Millions of tourists enjoy Yosemite National Park with its spectacular waterfalls and Lake Tahoe in California annually, but few consider where that water goes. The answer for much of it is to the San Joaquin River Delta approximately 75 miles east of San Francisco Bay. Here multiple rivers from the Sierra Nevada Mountains empty into a massive wetlands area distinguished by a river delta.
It is here along the San Joaquin River that the city of Stockton, Calif., is building the Delta Water Supply Project, which will include a water treatment plant and an intake pump station that is approximately 11 miles from the plant. Managing construction of the intake pump station and the yard piping at the station and the plant to transport all that water is the job of Preston Pipelines.
CDM is the design/build contractor for the treatment plant and the pipeline, but with more than 30 years as an underground engineering contractor, Preston Pipelines now is sticking its corporate head above ground and serving as a general contractor on portions of the project. Additionally, the part of the job on which Preston’s Project Manager/Estimator Chad Hutchinson bid in July 2009 included approximately 50,000 cubic yards of fill for a setback levy behind an existing levy on an island in the river where the pump station would be built.
“When I bid this job, we had never undertaken a $16.5 million job this complicated where we were acting as general contractor,” Hutchinson explains. “This is the largest pump station project for Preston. The islands themselves have been built up over years and are mostly organic soils – we call it peat. So what you have is the ground itself isn’t very solid at all. It’s very unstable and doesn’t have any structural capacity.”
Consequently, the 50,000 cubic yards of soil had to be spread out over six months. “We built it in lifts, and after each lift, we brought in anywhere from 5,000 to 7,000 cubic yards of soil, placed it and let it settle out, because we couldn’t bring in the whole entire mass at one time – that might have caused a levy failure or a breach of the levy,” Hutchinson explains.
Because of the soft soil, approximately 100 24-inch-diameter piles were driven 45 feet deep into the bottom of an excavation measuring roughly 75 feet square and 30 feet deep, of which 25 feet was below the water. “From a soil capacity standpoint, the soil report said that whole entire peat layer was negligible, almost like you’re driving through water,” Hutchinson says. “We did the excavation all in the wet, and the base slab of the concrete wet well itself is about 400 yards of concrete sitting on 100 piles. So after we did the excavation in the wet, we drove the 100 piles down beneath the base slab also in the wet, and before we dewatered the intake we placed a 3-foot slip tremie slab.”
The depth of the excavation resulted in some innovative engineering. “Because we were so deep, the engineer was worried about the hydrostatic head differential between the top and bottom of the excavation,” Hutchinson notes. “So he wanted the tremie to be reinforced with rebar.
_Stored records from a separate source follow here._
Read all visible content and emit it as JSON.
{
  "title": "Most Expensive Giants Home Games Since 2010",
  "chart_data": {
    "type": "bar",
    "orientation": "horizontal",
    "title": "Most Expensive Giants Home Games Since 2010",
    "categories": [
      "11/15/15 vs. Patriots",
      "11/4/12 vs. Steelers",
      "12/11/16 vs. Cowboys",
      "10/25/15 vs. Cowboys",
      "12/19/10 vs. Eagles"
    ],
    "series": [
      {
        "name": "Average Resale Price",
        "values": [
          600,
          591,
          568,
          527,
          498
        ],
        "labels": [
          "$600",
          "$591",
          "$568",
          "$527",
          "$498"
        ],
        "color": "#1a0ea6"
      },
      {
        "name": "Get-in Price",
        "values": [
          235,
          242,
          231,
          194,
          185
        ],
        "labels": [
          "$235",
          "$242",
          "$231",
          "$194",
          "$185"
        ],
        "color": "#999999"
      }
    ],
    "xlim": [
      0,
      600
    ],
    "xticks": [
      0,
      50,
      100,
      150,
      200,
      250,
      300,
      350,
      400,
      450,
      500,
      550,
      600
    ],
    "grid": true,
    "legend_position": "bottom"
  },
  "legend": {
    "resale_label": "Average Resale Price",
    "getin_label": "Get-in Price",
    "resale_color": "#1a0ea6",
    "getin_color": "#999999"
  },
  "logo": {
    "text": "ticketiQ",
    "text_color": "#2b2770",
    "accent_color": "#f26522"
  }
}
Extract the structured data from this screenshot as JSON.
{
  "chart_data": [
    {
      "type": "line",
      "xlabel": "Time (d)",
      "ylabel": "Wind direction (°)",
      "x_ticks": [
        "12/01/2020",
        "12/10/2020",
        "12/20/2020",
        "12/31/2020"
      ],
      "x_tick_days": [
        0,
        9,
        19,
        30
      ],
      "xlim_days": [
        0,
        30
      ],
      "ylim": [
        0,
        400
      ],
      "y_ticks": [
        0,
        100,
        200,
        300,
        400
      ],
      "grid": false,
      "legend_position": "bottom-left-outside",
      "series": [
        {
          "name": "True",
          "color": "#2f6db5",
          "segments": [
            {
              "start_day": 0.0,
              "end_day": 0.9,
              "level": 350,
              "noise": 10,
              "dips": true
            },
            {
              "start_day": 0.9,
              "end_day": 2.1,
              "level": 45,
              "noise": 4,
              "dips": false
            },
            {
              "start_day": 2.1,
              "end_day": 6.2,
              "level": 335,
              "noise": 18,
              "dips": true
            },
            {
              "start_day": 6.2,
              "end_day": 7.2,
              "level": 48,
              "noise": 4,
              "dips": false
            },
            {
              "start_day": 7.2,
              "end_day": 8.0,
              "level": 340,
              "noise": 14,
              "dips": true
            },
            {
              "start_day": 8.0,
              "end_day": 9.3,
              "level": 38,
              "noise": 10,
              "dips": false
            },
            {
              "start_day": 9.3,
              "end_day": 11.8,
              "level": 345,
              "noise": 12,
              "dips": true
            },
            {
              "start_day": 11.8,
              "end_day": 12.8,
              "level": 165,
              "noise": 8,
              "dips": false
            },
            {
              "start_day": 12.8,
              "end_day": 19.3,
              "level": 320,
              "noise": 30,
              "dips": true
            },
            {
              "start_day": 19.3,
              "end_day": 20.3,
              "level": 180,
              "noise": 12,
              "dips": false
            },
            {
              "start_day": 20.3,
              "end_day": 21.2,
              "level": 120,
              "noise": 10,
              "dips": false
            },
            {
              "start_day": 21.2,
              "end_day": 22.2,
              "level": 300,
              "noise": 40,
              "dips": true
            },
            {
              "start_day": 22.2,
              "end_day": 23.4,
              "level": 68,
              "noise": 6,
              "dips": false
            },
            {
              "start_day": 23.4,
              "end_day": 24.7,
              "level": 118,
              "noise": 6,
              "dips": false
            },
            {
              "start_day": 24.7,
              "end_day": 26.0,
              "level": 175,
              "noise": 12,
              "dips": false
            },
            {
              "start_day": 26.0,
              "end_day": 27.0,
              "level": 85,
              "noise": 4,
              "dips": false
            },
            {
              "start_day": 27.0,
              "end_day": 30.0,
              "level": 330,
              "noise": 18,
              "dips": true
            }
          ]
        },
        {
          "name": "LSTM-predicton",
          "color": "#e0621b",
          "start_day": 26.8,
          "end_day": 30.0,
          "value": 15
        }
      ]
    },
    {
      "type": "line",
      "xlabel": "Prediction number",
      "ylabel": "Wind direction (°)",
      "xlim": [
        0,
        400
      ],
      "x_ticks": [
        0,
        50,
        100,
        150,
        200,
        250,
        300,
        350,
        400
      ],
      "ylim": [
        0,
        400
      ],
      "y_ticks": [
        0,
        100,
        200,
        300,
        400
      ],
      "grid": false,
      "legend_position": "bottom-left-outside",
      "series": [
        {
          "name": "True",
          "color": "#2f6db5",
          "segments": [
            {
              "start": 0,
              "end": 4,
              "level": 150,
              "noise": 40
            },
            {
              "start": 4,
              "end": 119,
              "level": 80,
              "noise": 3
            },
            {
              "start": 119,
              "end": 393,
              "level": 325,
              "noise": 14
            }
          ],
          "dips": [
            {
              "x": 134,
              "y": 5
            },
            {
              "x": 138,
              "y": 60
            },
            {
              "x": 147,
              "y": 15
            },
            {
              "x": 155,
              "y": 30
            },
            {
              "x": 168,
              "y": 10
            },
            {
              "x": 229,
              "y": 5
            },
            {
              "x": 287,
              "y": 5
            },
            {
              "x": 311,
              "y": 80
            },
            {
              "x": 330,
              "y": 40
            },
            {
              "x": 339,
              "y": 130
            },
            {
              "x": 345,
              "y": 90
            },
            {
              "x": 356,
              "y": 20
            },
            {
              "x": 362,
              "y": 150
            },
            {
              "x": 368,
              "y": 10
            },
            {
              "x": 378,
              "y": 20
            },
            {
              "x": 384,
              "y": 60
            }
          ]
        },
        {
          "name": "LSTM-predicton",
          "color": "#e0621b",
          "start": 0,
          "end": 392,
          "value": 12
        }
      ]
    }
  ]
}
To do that, you have to send in divers around the piles, and the water is murky. It couldn’t be constructed. So we added a wire mesh to the actual tremie concrete. We basically got the tensile strength that the engineer was looking for. I don’t know if anybody has ever done that before.”
The Delta Water Supply Project has several environmental considerations. One is massive screens approximately 15 feet tall by 5-1/2 feet wide over the water intakes on the pump station that will have a fine mesh with openings about 8 millimeters wide. These are to keep smelt larvae from being drawn into the intakes. At several times throughout the day, a fish screen cleaner operates automatically like a giant toothbrush to clean the front faces of the screens.
Additionally, no ground-disturbing activities could be conducted from Oct. 1, 2011, to April 30, 2012, when the project is due for completion, because it would disturb the giant garter snake, a threatened species. Construction started in May 2011.
Preston Pipelines used approximately six major subcontractors on its portion of the project. “The sheet pile and pile-driving sub did a really good job,” Hutchinson maintains. “They drove all the piles inside of an inch from where they’re shown on the plans. HDR Inc. is the design engineer and Carollo Engineers is the construction manager. They have both been good to work with.”
The pump station itself houses pumps and electrical equipment with a generator along with a small temporary office and an air-handling unit. It is constructed primarily of concrete masonry units on a concrete foundation.
Hutchinson is enthused about working on a project like the Delta Water Supply Project for Preston Pipelines, whose work is centered in Northern California. “We have an ambitious group,” he says. “Some people maybe watch football or work on their cars or go fishing for fun. For the people I work with, this is fun to them – this is what they talk about. The culture of Preston is just that we want to do this stuff because we enjoy it. If you want to be successful at it, you’ve got to enjoy what you’re doing.”